A key focus is given to the common misapplication of model-agnostic interpretation techniques, such as partial dependence plots (PDP), permutation feature importance (PFI), and Shapley values. While these techniques hold potential for revealing insights into model structures, they can lead to errors if not synchronized with the correct interpretative context or if used on models that do not generalize well, neglect feature dependencies, or if applied without regard for interaction and uncertainty.

Several specific pitfalls are highlighted:

1. Bad Model Generalization: Interpreting models that do not generalize well can lead to irrelevant or misleading insights into feature interactions or importance. Validating model performance on out-of-sample data is essential.
2. Feature Dependence: Dependent features can skew model interpretation, leading to unrealistic data points during model probing processes. It is critical to account for feature dependencies using statistical measures that capture the full breadth of potential dependencies, including non-linear associations.
3. Unnecessary Complexity: Using opaque ML models when simpler ones suffice can obscure interpretative clarity. Researchers are encouraged to begin with simpler, more interpretable models, only escalating to more complex structures as needed for performance or predictive accuracy.
4. Interaction Effects: Interpreting average feature effects where interactions among features exist may mask significant information, misleading conclusions about feature importance or effect. More nuanced interpretative strategies such as ICE curves provide better interaction visibility.
5. Causal Misinterpretation: Interpreting model outcomes with causal intent demands rigorous alignment with assumptions about causal structures, which ML models might not be designed to reflect. A clear distinction between correlation and causation must be made.
6. High Dimensionality Challenges: The interpretability of model outputs can become obfuscated in high-dimensional settings, and practitioners should consider dimensionality reduction or grouping of features to manage computational and human interpretation complexity effectively.

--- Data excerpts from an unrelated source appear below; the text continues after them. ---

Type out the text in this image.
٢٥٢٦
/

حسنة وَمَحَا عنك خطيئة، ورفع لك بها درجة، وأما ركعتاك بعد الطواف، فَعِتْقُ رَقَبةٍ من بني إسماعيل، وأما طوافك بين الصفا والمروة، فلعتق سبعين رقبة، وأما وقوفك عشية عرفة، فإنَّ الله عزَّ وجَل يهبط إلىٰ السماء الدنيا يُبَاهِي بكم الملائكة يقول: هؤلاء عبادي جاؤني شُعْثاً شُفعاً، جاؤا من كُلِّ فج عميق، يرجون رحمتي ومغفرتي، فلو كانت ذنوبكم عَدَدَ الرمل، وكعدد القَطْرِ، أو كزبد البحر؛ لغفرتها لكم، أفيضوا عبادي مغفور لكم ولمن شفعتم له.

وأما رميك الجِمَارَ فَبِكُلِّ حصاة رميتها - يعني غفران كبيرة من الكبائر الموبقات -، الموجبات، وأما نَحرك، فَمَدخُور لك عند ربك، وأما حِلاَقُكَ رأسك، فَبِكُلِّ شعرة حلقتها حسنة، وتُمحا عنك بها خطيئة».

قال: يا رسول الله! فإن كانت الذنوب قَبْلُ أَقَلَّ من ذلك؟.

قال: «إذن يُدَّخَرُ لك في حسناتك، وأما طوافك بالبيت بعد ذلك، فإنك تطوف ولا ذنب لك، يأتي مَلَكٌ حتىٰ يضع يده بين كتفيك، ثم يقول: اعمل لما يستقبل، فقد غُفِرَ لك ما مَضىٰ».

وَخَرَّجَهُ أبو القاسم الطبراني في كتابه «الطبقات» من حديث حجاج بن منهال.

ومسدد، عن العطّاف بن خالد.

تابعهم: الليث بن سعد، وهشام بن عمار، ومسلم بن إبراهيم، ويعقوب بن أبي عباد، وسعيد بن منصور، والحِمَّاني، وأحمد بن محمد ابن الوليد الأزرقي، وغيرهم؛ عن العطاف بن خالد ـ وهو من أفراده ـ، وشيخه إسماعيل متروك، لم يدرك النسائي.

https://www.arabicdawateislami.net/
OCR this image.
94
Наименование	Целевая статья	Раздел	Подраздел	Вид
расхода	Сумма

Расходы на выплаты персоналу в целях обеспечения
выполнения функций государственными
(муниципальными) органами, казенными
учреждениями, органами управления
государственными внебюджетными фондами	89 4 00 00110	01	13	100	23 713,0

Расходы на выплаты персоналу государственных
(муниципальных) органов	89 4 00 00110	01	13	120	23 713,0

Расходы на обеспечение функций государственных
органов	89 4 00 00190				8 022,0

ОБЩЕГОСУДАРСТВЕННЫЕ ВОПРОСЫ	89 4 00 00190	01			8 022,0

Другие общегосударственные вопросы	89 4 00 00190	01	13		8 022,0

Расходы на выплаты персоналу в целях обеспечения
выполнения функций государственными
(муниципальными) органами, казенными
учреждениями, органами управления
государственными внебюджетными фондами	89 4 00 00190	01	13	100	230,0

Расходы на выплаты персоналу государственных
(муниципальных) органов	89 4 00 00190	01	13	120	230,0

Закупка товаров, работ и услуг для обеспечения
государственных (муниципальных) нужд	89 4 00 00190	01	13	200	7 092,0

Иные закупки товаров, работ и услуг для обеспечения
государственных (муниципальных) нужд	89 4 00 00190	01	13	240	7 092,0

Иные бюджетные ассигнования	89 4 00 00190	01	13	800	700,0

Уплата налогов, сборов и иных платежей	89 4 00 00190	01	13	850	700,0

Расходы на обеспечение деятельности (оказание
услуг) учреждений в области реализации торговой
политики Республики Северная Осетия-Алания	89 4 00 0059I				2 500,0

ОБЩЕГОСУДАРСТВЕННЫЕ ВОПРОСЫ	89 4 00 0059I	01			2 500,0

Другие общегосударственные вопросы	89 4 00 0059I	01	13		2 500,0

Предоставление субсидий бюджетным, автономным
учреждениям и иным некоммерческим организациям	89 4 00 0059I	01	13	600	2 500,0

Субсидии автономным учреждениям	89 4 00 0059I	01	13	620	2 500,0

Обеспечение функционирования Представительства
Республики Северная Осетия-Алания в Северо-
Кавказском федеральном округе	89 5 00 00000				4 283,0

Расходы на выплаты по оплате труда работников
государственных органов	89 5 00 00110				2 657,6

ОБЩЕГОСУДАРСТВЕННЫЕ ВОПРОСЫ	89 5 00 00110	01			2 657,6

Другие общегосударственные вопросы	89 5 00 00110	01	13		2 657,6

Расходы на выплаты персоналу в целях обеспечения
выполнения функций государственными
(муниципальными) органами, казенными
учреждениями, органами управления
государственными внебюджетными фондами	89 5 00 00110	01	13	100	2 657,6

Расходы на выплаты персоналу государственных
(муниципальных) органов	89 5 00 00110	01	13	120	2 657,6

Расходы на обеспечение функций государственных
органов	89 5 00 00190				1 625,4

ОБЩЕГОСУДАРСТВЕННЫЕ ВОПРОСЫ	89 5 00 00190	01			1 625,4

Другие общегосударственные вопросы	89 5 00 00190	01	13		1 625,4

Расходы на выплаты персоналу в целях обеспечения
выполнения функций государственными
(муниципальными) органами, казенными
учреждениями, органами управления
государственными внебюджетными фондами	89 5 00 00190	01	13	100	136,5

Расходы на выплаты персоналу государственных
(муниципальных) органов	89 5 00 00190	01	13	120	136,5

The implications of these findings span both practical and theoretical domains, urging deeper investigation into interpretation techniques that might better account for the nuances of machine learning models. Essential future directions pinpoint the need for development in diagnostic tools to ensure reliability in interpretations, enhanced measures for dependent feature analysis, and more robust frameworks for causal interpretations.

In sum, while model-agnostic interpretation techniques offer unparalleled utility in harnessing and understanding the predictive might of machine learning models, practitioners must navigate an intricate space fraught with challenges and subtleties to attain accurate and meaningful interpretations. The paper posits a pressing call to action for further research devoted to learning how best to apply these powerful methodologies in increasingly complex and impactful applications.